HONG KONG/SHANGHAI (Reuters) – Hong Kong has no intention and sees no need to change a system that pegs the city’s currency to the U.S. dollar in a tight band and has the ability to protect it, Hong Kong’s de facto governor said, the central bank said on Thursday.
Eddie Yue made the announcement amid recent strength in the Hong Kong dollar, which rose to a 3.5-year high against the US currency last week, not far from testing the strong end of the system’s trading range.
Under Hong Kong’s Linked Exchange Rate System (LERS), the financial center’s currency is limited to a range of 7.75 to 7.85 per US dollar, and the Hong Kong Monetary Authority (HKMA) is committed to intervening to maintain this range.
“Despite recent interest in LERS and even speculation regarding potential geopolitical turmoil, the Hong Kong dollar market continues to operate smoothly as intended by LERS,” Yue said in a statement published on the HKMA website.

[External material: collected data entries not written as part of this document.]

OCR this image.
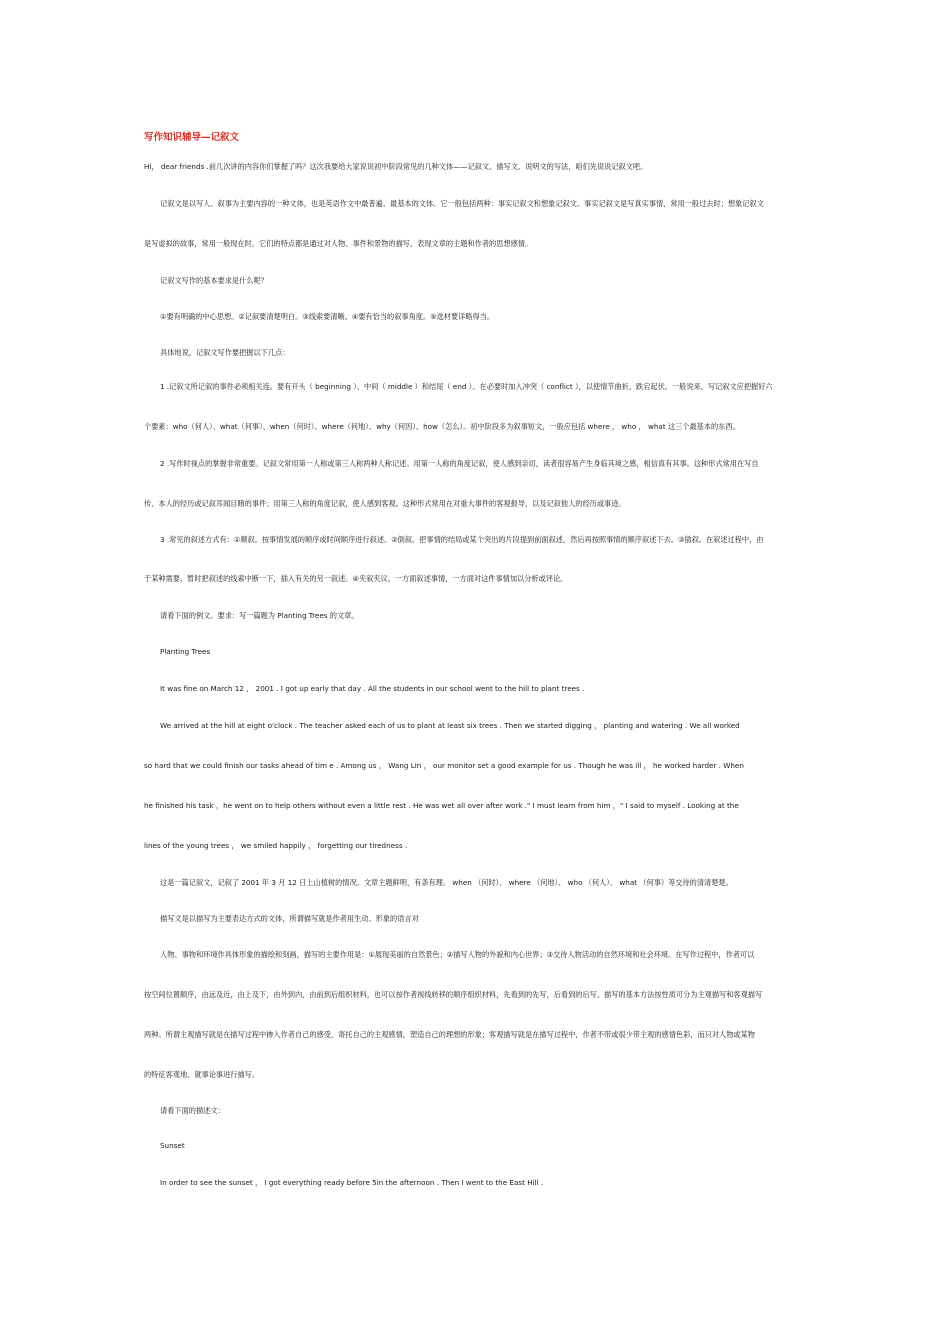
写作知识辅导—记叙文
Hi， dear friends .前几次讲的内容你们掌握了吗？这次我要给大家说说初中阶段常见的几种文体——记叙文、描写文、说明文的写法，咱们先说说记叙文吧。
记叙文是以写人、叙事为主要内容的一种文体，也是英语作文中最普遍、最基本的文体。它一般包括两种：事实记叙文和想象记叙文。事实记叙文是写真实事情，常用一般过去时；想象记叙文
是写虚拟的故事，常用一般现在时。它们的特点都是通过对人物、事件和景物的描写，表现文章的主题和作者的思想感情。
记叙文写作的基本要求是什么呢？
①要有明确的中心思想。②记叙要清楚明白。③线索要清晰。④要有恰当的叙事角度。⑤选材要详略得当。
具体地说，记叙文写作要把握以下几点：
1 .记叙文所记叙的事件必须相关连。要有开头（ beginning ）、中间（ middle ）和结尾（ end ）。在必要时加入冲突（ conflict ），以使情节曲折，跌宕起伏。一般说来，写记叙文应把握好六
个要素：who（何人）、what（何事）、when（何时）、where（何地）、why（何因）、how（怎么）。初中阶段多为叙事短文，一般应包括 where ， who ， what 这三个最基本的东西。
2 .写作时视点的掌握非常重要。记叙文常用第一人称或第三人称两种人称记述。用第一人称的角度记叙，使人感到亲切，读者很容易产生身临其境之感，相信真有其事。这种形式常用在写自
传、本人的经历或记叙耳闻目睹的事件；用第三人称的角度记叙，使人感到客观。这种形式常用在对重大事件的客观报导，以及记叙他人的经历或事迹。
3 .常见的叙述方式有：①顺叙。按事情发展的顺序或时间顺序进行叙述。②倒叙。把事情的结局或某个突出的片段提到前面叙述，然后再按照事情的顺序叙述下去。③插叙。在叙述过程中，由
于某种需要，暂时把叙述的线索中断一下，插入有关的另一叙述。④夹叙夹议。一方面叙述事情，一方面对这件事情加以分析或评论。
请看下面的例文。要求：写一篇题为 Planting Trees 的文章。
Planting Trees
It was fine on March 12 ， 2001 . I got up early that day . All the students in our school went to the hill to plant trees .
We arrived at the hill at eight o'clock . The teacher asked each of us to plant at least six trees . Then we started digging ， planting and watering . We all worked
so hard that we could finish our tasks ahead of tim e . Among us ， Wang Lin ， our monitor set a good example for us . Though he was ill ， he worked harder . When
he finished his task ，he went on to help others without even a little rest . He was wet all over after work ." I must learn from him ，" I said to myself . Looking at the
lines of the young trees ， we smiled happily ， forgetting our tiredness .
这是一篇记叙文，记叙了 2001 年 3 月 12 日上山植树的情况。文章主题鲜明，有条有理。 when （何时）、 where （何地）、 who （何人）、 what （何事）等交待的清清楚楚。
描写文是以描写为主要表达方式的文体，所谓描写就是作者用生动、形象的语言对
人物、事物和环境作具体形象的描绘和刻画，描写的主要作用是：①展现美丽的自然景色；②描写人物的外貌和内心世界；③交待人物活动的自然环境和社会环境。在写作过程中，作者可以
按空间位置顺序，由远及近，由上及下，由外到内，由前到后组织材料，也可以按作者视线转移的顺序组织材料，先看到的先写，后看到的后写。描写的基本方法按性质可分为主观描写和客观描写
两种。所谓主观描写就是在描写过程中掺入作者自己的感受，寄托自己的主观感情，塑造自己的理想的形象；客观描写就是在描写过程中，作者不带或很少带主观的感情色彩，而只对人物或某物
的特征客观地、就事论事进行描写。
请看下面的描述文：
Sunset
In order to see the sunset ， I got everything ready before 5in the afternoon . Then I went to the East Hill .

“And let me repeat: we have no intention and see no need to change LERS.”
The financial center has significant foreign exchange reserves of over $420 billion, about 1.7 times its monetary base, which Yue said means “ensuring the smooth functioning of LERS at all times.”
A number of factors, including seasonal funding shortfalls, buying by mainland Chinese investors and higher dividend payouts by listed companies, contributed to tight liquidity in Hong Kong and supported the currency, traders and analysts said.

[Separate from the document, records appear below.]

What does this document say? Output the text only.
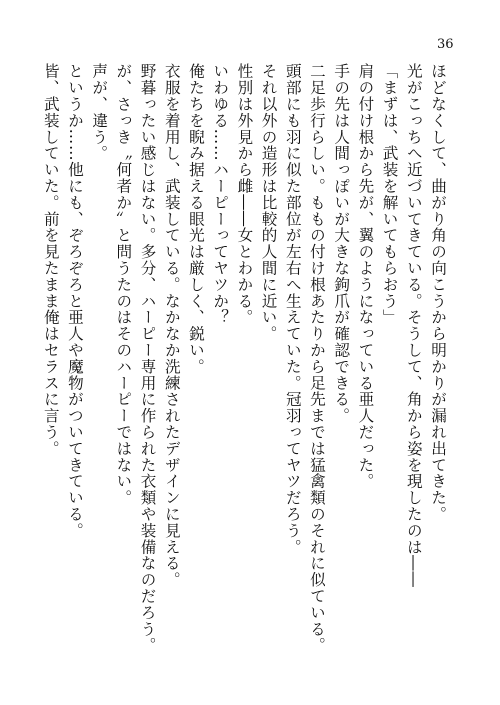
36
ほどなくして、曲がり角の向こうから明かりが漏れ出てきた。
光がこっちへ近づいてきている。そうして、角から姿を現したのは――
「まずは、武装を解いてもらおう」
肩の付け根から先が、翼のようになっている亜人だった。
手の先は人間っぽいが大きな鉤爪が確認できる。
二足歩行らしい。ももの付け根あたりから足先までは猛禽類のそれに似ている。
頭部にも羽に似た部位が左右へ生えていた。冠羽ってヤツだろう。
それ以外の造形は比較的人間に近い。
性別は外見から雌――女とわかる。
いわゆる……ハーピーってヤツか？
俺たちを睨み据える眼光は厳しく、鋭い。
衣服を着用し、武装している。なかなか洗練されたデザインに見える。
野暮ったい感じはない。多分、ハーピー専用に作られた衣類や装備なのだろう。
が、さっき〝何者か〟と問うたのはそのハーピーではない。
声が、違う。
というか……他にも、ぞろぞろと亜人や魔物がついてきている。
皆、武装していた。前を見たまま俺はセラスに言う。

Yue said the HKMA pays close attention to discussions about the exchange rate system, which has survived numerous economic cycles and numerous financial crises.
“For Hong Kong, a small, open economy and a major international financial centre, exchange rate stability is critical,” Yue said, refuting the view that a stronger Hong Kong dollar along with the US dollar would hamper the city’s economic recovery.
Analysts Barclays (LON:) expect the Hong Kong dollar to remain at 7.75 per dollar in January, but is expected to weaken thereafter.
“We believe global factors are likely to keep sentiment muted and supportive, particularly following the positive momentum from dividend payouts by Hong Kong-listed companies and (as) IPO activity fades,” it said in a note published this week.
“Onshore buying of Hong Kong shares may continue due to a lack of better investment alternatives, but a longer-term increase in demand for Hong Kong dollars will require more foreign participants to buy Hong Kong shares.”